Comment est né le festival ?
Daniel Gutiez
Catherine et moi n’étions pas là à l’origine, mais tout a commencé sous l’impulsion d’un petit groupe d’amis fanas de bande dessinée au sein duquel se trouvait un dessinateur. Celui-ci a amené d’autres dessinateurs pour un festival proche d’un rendez-vous entre amis qui aimaient à se retrouver chaque été à Martel pour faire un peu la fête. Ça restait un “petit” festival — “petit” n’étant pas péjoratif, bien sûr…

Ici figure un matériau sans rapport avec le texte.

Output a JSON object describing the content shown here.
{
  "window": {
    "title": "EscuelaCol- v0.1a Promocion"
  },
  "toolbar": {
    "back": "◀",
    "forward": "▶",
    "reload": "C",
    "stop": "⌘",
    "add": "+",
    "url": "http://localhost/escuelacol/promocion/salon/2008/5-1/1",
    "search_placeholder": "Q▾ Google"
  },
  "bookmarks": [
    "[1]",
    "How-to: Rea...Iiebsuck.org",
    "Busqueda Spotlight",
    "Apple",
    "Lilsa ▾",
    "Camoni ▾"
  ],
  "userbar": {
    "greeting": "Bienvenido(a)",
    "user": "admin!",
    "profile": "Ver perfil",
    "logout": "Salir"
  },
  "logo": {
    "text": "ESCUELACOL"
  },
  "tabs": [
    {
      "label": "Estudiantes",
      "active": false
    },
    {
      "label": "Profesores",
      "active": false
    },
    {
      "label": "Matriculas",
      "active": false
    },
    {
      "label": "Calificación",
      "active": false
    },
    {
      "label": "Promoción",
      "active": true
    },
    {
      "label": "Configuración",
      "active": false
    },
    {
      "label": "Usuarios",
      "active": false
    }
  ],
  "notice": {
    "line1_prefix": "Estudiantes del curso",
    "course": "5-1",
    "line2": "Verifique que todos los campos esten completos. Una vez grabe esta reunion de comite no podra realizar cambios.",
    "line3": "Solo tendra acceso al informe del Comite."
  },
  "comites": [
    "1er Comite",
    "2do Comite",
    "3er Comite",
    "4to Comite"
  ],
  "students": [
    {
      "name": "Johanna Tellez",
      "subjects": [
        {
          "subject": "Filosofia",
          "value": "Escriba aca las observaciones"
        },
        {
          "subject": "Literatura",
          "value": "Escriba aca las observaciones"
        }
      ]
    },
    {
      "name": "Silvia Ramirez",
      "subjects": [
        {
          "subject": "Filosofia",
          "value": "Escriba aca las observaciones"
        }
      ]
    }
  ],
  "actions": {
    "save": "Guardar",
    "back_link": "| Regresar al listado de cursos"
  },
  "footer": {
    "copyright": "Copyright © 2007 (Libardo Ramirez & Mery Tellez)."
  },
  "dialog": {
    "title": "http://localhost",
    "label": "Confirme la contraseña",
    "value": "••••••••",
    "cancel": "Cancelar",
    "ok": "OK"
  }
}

Il y a cinq ans, donc, un nouveau bureau a été constitué pour diriger l’association, et nous avons essayé, dans un premier temps, de changer les dessinateurs invités chaque année — ce qui n’est pas évident parce que certains sont devenus des amis donc on les réinvite quand même (rires). Un autre exemple de nos initiatives pour redynamiser l’événement : l’affiche. Pendant plusieurs années, c’était la même qui était réutilisée. Maintenant, on essaie d’avoir chaque année un dessinateur différent pour signer l’affiche. Mais il y a une petite contrainte de réalisation : la Halle de Martel doit figurer dans le motif. Une année, la Halle a été transformée en vaisseau spatial en train de décoller ; cette année elle est incendiée par un dragon… Et ça fait deux ans que l’affiche est en couleurs ; ça a vraiment plus de pêche.
Catherine Lamic
On a aussi donné un thème…
Daniel Gutiez
Oui, un thème… pendant quelque temps on s’est cherchés, puis on s’est arrêtés sur le médiéval fantastique. On a pensé à le changer d’une année sur l’autre, mais comme ça marche plutôt bien, on va peut-être le garder. Quoique pour la prochaine édition du festival — la treizième — on va sans doute imaginer quelque chose d’un peu spécial. Et puis il ne faut pas lasser les gens…
Catherine Lamic
Et on voulait aussi que le cadre soit pleinement acteur du festival, pas seulement un décor. Martel est une ville médiévale, le festival est organisé sous la Halle… et donc ce thème médiéval s’est imposé comme ça, tout naturellement.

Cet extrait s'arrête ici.